The corrective action plan calls for the district to have three ELL teachers by the end of 2016, she said. One major element to be considered when hiring an additional ELL teacher is whether that position could be sustained in the district’s budget.
“The [corrective action plan] also states that as you submit that plan, the [School Committee] chair and the superintendent need to write a letter supporting that plan,” Superintendent of Schools Gordon Smith said. “And the plan, right now, what's written there, is to refer to this budget development process to look to add another licensed full-time ELL teacher.”
In other business, Smith said he attended the Western Massachusetts Coalition of Education Leaders meeting on Dec. 3, which addressed current key issues in Massachusetts education such as the
Partnership for Assessment of Readiness for College and Careers (PARCC) test and district alignments to the
Common Core State Standards.
In July,
Hampden-Wilbraham Regional School Committee Chair Marc Ducey and Superintendent of Schools M. Martin O'Shea were instrumental in forming a group called “The Super Regional School District Group,” which eventually became the Western Massachusetts Coalition of Education Leaders, Smith said.
“We narrowed down and hopefully this group is going to be able to put together a position statement, specifically around three points,” Smith said. “One, that the speed and the amount of unfunded mandates that have been coming out of [DESE]. So, just a statement around that and how challenging it is for school districts across Massachusetts to keep up with that.”
A rough draft position statement was assembled by the coalition at its Dec. 3 meeting, he added.
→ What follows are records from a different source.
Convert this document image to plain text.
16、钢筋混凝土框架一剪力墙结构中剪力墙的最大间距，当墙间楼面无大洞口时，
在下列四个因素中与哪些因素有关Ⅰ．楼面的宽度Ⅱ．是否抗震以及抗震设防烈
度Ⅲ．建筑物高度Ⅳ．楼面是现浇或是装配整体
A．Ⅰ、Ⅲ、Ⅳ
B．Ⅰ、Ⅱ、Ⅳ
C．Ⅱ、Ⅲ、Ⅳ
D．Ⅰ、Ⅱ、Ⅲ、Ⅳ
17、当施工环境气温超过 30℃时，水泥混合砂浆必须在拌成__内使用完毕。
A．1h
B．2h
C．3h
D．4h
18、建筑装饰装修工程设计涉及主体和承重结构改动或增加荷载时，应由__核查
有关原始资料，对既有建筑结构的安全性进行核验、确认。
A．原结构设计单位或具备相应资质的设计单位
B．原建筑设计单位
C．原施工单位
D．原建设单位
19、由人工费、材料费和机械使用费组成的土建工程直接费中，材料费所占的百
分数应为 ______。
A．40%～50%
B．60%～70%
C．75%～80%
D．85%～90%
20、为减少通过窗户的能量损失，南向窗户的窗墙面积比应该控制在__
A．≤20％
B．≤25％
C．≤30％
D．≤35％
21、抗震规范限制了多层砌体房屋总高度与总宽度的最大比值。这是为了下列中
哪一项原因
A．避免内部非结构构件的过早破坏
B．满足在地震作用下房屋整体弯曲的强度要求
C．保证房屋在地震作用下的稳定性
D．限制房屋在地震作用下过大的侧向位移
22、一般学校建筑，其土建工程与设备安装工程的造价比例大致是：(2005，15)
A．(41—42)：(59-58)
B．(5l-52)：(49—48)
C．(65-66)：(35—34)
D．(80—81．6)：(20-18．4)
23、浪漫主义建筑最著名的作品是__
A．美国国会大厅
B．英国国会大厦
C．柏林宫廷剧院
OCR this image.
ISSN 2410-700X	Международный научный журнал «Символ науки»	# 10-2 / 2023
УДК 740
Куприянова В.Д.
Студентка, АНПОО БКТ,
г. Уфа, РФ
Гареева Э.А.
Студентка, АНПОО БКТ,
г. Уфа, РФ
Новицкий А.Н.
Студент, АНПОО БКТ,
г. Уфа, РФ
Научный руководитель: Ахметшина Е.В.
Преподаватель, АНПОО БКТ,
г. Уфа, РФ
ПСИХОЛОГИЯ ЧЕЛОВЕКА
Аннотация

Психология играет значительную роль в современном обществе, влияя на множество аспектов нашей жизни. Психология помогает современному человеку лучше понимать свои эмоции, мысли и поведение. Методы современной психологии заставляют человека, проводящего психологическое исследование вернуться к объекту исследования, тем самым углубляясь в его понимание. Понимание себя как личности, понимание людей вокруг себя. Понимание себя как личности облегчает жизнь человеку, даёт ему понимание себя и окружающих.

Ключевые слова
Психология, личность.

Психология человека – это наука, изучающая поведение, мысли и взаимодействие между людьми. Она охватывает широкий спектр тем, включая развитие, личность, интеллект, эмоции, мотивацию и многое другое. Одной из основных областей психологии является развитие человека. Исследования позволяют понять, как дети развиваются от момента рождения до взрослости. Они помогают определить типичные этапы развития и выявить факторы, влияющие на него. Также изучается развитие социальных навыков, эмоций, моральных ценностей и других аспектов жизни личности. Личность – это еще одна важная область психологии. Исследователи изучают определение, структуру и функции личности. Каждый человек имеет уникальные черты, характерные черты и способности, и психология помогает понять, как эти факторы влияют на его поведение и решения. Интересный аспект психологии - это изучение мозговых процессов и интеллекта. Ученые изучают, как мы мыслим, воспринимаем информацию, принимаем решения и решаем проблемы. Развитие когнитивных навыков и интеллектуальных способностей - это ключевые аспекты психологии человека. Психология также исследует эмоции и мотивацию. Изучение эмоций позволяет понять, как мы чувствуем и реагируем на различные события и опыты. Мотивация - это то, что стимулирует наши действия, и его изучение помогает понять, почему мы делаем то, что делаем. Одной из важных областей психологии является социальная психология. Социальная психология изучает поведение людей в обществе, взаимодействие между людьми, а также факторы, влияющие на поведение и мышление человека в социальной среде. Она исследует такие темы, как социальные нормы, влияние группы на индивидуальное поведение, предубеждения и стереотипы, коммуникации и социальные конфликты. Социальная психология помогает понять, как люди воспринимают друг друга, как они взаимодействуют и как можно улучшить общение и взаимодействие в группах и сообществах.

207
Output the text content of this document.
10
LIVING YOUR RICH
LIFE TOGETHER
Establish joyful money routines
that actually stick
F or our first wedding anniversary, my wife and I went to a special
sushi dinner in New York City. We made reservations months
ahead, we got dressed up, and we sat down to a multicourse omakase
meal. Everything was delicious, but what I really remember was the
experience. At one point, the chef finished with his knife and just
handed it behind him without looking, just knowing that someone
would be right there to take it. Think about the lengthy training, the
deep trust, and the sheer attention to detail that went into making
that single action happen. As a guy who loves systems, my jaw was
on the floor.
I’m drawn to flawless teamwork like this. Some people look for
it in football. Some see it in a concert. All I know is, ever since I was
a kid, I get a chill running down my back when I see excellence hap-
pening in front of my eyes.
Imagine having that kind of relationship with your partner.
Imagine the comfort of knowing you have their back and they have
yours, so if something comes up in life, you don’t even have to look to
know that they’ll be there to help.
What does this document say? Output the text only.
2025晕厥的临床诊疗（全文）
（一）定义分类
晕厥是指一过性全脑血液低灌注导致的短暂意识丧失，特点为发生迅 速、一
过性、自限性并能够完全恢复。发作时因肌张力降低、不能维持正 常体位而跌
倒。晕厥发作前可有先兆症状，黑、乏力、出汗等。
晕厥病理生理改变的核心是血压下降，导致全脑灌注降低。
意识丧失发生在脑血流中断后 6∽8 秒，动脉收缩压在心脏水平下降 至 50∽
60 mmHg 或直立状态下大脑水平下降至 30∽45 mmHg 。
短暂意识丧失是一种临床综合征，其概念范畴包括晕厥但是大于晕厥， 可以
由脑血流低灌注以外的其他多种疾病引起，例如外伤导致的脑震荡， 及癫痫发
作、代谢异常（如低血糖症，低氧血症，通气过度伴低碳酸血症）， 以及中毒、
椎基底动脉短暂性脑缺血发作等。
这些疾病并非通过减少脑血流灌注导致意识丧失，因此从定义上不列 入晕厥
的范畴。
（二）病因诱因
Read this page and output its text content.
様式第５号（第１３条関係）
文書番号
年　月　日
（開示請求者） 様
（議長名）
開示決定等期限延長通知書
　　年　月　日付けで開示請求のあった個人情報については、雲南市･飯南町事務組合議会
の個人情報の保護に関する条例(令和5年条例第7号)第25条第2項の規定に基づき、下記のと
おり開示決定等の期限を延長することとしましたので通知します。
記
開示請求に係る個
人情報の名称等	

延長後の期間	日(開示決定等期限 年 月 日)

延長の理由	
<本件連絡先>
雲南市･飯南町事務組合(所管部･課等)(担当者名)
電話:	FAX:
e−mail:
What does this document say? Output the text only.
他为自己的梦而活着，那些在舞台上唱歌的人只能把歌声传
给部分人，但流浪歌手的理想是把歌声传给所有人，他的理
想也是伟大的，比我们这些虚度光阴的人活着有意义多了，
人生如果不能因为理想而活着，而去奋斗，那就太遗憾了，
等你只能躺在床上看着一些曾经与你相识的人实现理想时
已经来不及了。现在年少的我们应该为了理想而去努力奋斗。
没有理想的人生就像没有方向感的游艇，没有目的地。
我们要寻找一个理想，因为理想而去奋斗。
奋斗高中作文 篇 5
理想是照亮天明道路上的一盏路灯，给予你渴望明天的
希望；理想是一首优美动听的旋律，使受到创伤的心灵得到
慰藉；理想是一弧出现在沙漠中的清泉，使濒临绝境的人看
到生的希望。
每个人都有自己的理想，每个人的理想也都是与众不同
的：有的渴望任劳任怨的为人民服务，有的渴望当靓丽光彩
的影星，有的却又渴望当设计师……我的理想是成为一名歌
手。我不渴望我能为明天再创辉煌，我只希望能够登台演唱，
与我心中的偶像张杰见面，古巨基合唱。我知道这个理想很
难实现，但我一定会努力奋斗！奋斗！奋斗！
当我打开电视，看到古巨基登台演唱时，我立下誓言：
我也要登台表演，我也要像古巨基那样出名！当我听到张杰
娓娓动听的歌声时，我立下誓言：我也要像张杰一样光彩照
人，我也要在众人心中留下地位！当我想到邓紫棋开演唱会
The school committees being represented in the coalition will likely have a chance to vote on an endorsement of the position statement during a meeting sometime in January.
School districts that might be invited to have representation within the coalition in the future could include Chicopee, Holyoke, Springfield, and possibly Pittsfield.
“I think it’s a wonderful idea,” School Committee member Elizabeth Marsian-Boucher said. “I think there’s power in numbers. They need to understand that we don't feel heard and we're really not.”